After being acquitted in 2005 on all charges related to the massive accounting fraud at HealthSouth, former CEO Richard Scrushy may be heading to prison after all.
Scrushy faces sentencing Tuesday in a separate case in which he and former Alabama governor Don Siegelman were convicted of bribery and other federal charges last year. Scrushy was found guilty of arranging donations of $500,000 to support Siegelman’s 1999 campaign to institute a state lottery in Alabama in return for a seat on an Alabama hospital regulatory board.
Siegelman himself was found guilty on 6 of 32 criminal counts.
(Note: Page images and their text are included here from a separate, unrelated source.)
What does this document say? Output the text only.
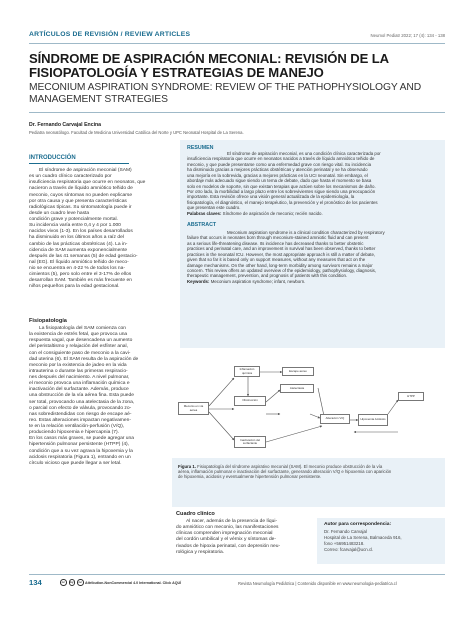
ARTÍCULOS DE REVISIÓN / REVIEW ARTICLES	Neumol Pediatr 2022; 17 (4): 134 - 138
SÍNDROME DE ASPIRACIÓN MECONIAL: REVISIÓN DE LA
FISIOPATOLOGÍA Y ESTRATEGIAS DE MANEJO
MECONIUM ASPIRATION SYNDROME: REVIEW OF THE PATHOPHYSIOLOGY AND
MANAGEMENT STRATEGIES
Dr. Fernando Carvajal Encina
Pediatra neonatólogo. Facultad de Medicina Universidad Católica del Norte y UPC Neonatal Hospital de La Serena.
INTRODUCCIÓN
El síndrome de aspiración meconial (SAM)
es un cuadro clínico caracterizado por
insuficiencia respiratoria que ocurre en neonatos, que
nacieron a través de líquido amniótico teñido de
meconio, cuyos síntomas no pueden explicarse
por otra causa y que presenta características
radiológicas típicas. Su sintomatología puede ir
desde un cuadro leve hasta
condición grave y potencialmente mortal.
Su incidencia varía entre 0,4 y 4 por 1.000
nacidos vivos (1-3). En los países desarrollados
ha disminuido en los últimos años a raíz del
cambio de las prácticas obstétricas (4). La in-
cidencia de SAM aumenta exponencialmente
después de las 41 semanas (5) de edad gestacio-
nal (EG). El líquido amniótico teñido de meco-
nio se encuentra en 4-22 % de todos los na-
cimientos (5), pero solo entre el 3-17% de ellos
desarrollan SAM. También es más frecuente en
niños pequeños para la edad gestacional.
Fisiopatología
La fisiopatología del SAM comienza con
la existencia de estrés fetal, que provoca una
respuesta vagal, que desencadena un aumento
del peristaltismo y relajación del esfínter anal,
con el consiguiente paso de meconio a la cavi-
dad uterina (6). El SAM resulta de la aspiración de
meconio por la existencia de jadeo en la vida
intrauterina o durante las primeras respiracio-
nes después del nacimiento. A nivel pulmonar,
el meconio provoca una inflamación química e
inactivación del surfactante. Además, produce
una obstrucción de la vía aérea fina. Esta puede
ser total, provocando una atelectasia de la zona,
o parcial con efecto de válvula, provocando zo-
nas sobredistendidas con riesgo de escape aé-
reo. Estas alteraciones impactan negativamen-
te en la relación ventilación-perfusión (V/Q),
produciendo hipoxemia e hipercapnia (7).
En los casos más graves, se puede agregar una
hipertensión pulmonar persistente (HTPP) (4),
condición que a su vez agrava la hipoxemia y la
acidosis respiratoria (Figura 1), entrando en un
círculo vicioso que puede llegar a ser letal.
RESUMEN
El síndrome de aspiración meconial, es una condición clínica caracterizada por
insuficiencia respiratoria que ocurre en neonatos nacidos a través de líquido amniótico teñido de
meconio, y que puede presentarse como una enfermedad grave con riesgo vital. Su incidencia
ha disminuido gracias a mejores prácticas obstétricas y atención perinatal y se ha observado
una mejoría en la sobrevida, gracias a mejores prácticas en la UCI neonatal. Sin embargo, el
abordaje más adecuado sigue siendo un tema de debate, dado que hasta el momento se basa
solo en modelos de soporte, sin que existan terapias que actúen sobre los mecanismos de daño.
Por otro lado, la morbilidad a largo plazo entre los sobrevivientes sigue siendo una preocupación
importante. Esta revisión ofrece una visión general actualizada de la epidemiología, la
fisiopatología, el diagnóstico, el manejo terapéutico, la prevención y el pronóstico de los pacientes
que presentan este cuadro.
Palabras claves: Síndrome de aspiración de meconio; recién nacido.
ABSTRACT
Meconium aspiration syndrome is a clinical condition characterized by respiratory
failure that occurs in neonates born through meconium-stained amniotic fluid and can present
as a serious life-threatening disease. Its incidence has decreased thanks to better obstetric
practices and perinatal care, and an improvement in survival has been observed, thanks to better
practices in the neonatal ICU. However, the most appropriate approach is still a matter of debate,
given that so far it is based only on support measures, without any measures that act on the
damage mechanisms. On the other hand, long-term morbidity among survivors remains a major
concern. This review offers an updated overview of the epidemiology, pathophysiology, diagnosis,
therapeutic management, prevention, and prognosis of patients with this condition.
Keywords: Meconium aspiration syndrome; infant, newborn.
Meconio en vía aérea
Inflamación química	Escape aéreo
Obstrucción
Atelectasia
Inactivación del surfactante
Alteración V/Q	Hipoxemia Acidosis
HTPP
Figura 1. Fisiopatología del síndrome aspirativo meconial (SAM). El meconio produce obstrucción de la vía
aérea, inflamación pulmonar e inactivación del surfactante, generando alteración V/Q e hipoxemia con aparición
de hipoxemia, acidosis y eventualmente hipertensión pulmonar persistente.
Cuadro clínico
Al nacer, además de la presencia de líqui-
do amniótico con meconio, las manifestaciones
clínicas comprenden impregnación meconial
del cordón umbilical y el vérnix y síntomas de-
rivados de hipoxia perinatal, con depresión neu-
rológica y respiratoria.
Autor para correspondencia:
Dr. Fernando Carvajal
Hospital de La Serena, Balmaceda 916,
fono +56951483218.
Correo: fcarvajal@ucn.cl.
134	cc	by	nc Attribution-NonCommercial 4.0 International. Click AQUÍ	Revista Neumología Pediátrica | Contenido disponible en www.neumologia-pediatrica.cl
Each man faces up to 30 years in prison.
According to the Associated Press, prosecutors asked Chief U.S. District Judge Mark Fuller to order Scrushy to serve 25 years and Siegelman to serve 30 years. The government is also seeking millions of dollars in fines.
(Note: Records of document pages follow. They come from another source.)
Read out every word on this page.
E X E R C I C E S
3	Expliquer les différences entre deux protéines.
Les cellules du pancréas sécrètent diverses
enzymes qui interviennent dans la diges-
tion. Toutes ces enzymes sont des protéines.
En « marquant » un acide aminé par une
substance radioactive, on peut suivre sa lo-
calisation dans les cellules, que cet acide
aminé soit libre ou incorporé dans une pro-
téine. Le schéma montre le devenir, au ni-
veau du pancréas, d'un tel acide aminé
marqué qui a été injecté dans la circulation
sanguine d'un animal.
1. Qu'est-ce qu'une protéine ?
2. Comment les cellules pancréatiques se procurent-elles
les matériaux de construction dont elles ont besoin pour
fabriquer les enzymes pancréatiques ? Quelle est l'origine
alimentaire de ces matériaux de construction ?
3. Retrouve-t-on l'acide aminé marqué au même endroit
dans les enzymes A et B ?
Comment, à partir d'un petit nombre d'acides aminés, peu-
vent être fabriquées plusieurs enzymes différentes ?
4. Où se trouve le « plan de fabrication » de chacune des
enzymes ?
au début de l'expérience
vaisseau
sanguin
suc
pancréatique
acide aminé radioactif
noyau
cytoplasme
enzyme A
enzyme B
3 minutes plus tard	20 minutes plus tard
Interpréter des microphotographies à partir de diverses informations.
“These defendants have basically thumbed their nose at the criminal justice system,” said lead prosecutor Louis Franklin, the acting U.S. Attorney in the case, according to The Birmingham News.
Art Leach, Scrushy’s defense lawyer and a former federal prosecutor, told the paper a large sentence would be “unprecedented,” adding, “I think it’s completely incorrect. I think it’s actually absurd.”
The sentencing hearing is scheduled for nine o’clock Tuesday morning, but could last the rest of the week, according to the Alabama paper.
“This is an extremely significant event. We don’t have any precedent for it in Alabama,” University of Alabama political scientist William Stewart told the wire service. “These were two mighty men of politics and the business world. Each of them had reached the pinnacle of what their chosen fields could offer them. Now they are waiting to see to what extent they will be deprived of their freedom.”